Ik was net klaar toen de dokter er aan kwam.

Hij was heel paniekerig en zie: 'Wat is er aan de hand?'

Ik keek de dokter aan en wees naar de jongen op de grond. 'Wat denkt u, er ligt een zwaar gewond iemand hier.'

'Íedereen aan de kant, ik moet de jongen onderzoeken.'

De dokter duwde meerdere mensen aan de kant.
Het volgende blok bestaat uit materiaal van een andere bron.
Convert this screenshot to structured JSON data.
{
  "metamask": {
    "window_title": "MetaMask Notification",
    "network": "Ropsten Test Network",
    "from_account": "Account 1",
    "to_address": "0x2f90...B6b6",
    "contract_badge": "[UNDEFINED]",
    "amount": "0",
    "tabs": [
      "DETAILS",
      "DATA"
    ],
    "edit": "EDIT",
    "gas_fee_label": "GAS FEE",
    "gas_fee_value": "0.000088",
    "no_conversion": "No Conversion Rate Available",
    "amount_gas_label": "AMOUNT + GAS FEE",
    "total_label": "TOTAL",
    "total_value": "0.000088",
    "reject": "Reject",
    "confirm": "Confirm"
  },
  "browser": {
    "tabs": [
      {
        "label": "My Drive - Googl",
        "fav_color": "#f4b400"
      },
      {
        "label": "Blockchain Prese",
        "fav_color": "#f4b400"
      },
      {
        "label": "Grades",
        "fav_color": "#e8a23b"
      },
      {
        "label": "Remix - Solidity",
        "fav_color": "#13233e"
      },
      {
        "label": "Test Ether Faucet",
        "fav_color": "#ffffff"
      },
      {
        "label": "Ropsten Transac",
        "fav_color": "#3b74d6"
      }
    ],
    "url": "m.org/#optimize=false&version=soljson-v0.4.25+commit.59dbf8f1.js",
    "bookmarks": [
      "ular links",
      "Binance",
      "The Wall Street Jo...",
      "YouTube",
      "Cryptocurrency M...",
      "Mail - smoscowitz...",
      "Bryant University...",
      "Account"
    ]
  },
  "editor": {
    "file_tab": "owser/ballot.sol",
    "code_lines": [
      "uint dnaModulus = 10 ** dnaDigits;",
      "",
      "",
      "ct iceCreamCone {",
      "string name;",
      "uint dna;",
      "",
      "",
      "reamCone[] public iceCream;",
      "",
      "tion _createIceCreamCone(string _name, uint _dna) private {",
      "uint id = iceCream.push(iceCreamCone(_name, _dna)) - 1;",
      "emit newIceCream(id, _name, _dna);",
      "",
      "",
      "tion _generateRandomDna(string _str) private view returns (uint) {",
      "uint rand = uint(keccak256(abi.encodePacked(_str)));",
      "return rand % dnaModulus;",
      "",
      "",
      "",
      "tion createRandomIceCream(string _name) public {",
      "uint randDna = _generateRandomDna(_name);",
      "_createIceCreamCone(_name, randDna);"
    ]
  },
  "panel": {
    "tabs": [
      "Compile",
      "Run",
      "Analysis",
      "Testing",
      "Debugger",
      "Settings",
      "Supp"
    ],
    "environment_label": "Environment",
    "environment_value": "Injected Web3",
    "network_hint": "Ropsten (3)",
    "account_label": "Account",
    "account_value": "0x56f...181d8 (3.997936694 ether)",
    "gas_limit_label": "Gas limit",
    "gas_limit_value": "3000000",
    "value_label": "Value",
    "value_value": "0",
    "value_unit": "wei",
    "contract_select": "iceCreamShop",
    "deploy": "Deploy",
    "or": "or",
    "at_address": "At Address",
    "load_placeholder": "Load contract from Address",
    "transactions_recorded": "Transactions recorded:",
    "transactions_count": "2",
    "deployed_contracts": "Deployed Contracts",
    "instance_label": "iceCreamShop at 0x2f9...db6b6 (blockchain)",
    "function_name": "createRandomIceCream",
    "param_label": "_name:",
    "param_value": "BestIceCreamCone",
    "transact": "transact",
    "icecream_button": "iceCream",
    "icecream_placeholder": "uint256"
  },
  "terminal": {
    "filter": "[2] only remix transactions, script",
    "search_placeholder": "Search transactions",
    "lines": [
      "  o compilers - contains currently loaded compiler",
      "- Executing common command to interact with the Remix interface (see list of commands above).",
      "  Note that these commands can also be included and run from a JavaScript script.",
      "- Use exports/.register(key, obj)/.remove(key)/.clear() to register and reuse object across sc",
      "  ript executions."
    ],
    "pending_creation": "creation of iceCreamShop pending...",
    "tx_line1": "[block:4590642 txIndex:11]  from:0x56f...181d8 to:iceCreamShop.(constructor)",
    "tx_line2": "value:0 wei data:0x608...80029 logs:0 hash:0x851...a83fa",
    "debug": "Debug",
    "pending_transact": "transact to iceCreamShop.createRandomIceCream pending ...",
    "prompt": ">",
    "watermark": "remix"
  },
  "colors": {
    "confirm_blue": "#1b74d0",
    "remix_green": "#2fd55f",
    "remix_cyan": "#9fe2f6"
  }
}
Na een tijdje aandachtig kijken zei hij opgelucht: 'Ik zie dat hij wel weer zal herstellen, de wonden kunnen mooi hele, maar iemand moet die pijl uit zijn schouder trekken.'

Een man zei: 'Ik doe het wel, het zal hem niet veel pijn bezorgen.'

De dokter knikte en gaf hem nog een paar aanwezig en hij trekte de pijl er uit. De jonge gilde van de pijn en zei: 'Haal dat ding er nou gewoon ...' Verder kwam hij niet met zijn zin, want hij was weer buiten weste. De man trok nu in een keer de pijl er uit en de dokter verbinde de wond.

Ik zie: 'We kunnen hem niet hiet laten liggen, maar we kunnen hem naar mijn kamer dragen. Daar zal hij veilig zijn voor de komende tijd.'

De mensen knikte en een paar sterke mannen tilde hem van de grond, we liepen zo snel als we konden met hem. Niemand anders mag het niet weten, behalve de mensen die er nu zijn.

We kwamen in de keuken en ik zei tegen Juliet: 'Wil je wat soep voor hem maken, hij moet weer op krachten komen.'

Ze knikte en ging aan het werk ik liep snel door naar mijn kamer en zag dat ze de jongen op mijn bed hadden neergelegd. 'Ik zal voor hem zorgen, jullie mogen van mij gaan en ieder van jullie krijgt van mij een gunst. Wanneer jullie mijn hulp nodig hebben zal ik doen wat ik kan.'

De dokter zie: 'Om de twee dagen moet je zijn verband verwisselen, zorg er ook voor dat hij wel wat eet.'

Iedereen liep weg en toen kwam Juliet met wat soep binnen. 'Bedankt Juliet.'

Ze keek mij aan en zie: 'Kan ik nog iets voor mij doen?'

'Zou je een nieuw stel kleren voor hem willen regelen, die heeft hij wel nodig.'

Juliet zei: 'Ik zal kijken wat ik kan regelen'

Ook Juliet liep weg en ik bleef alleen achter met de jongen.

-auters note-

Het avondtuur is begonnen, maar nu? Zal Fanilia de jongen echt helpen. Zal hij zijn naam aan haar geven als hij een groot geheim met zich mee draagt. Hoe is hij bij hun terecht gekomen?? Het volgende hoofstuk is een flashback van de jongen.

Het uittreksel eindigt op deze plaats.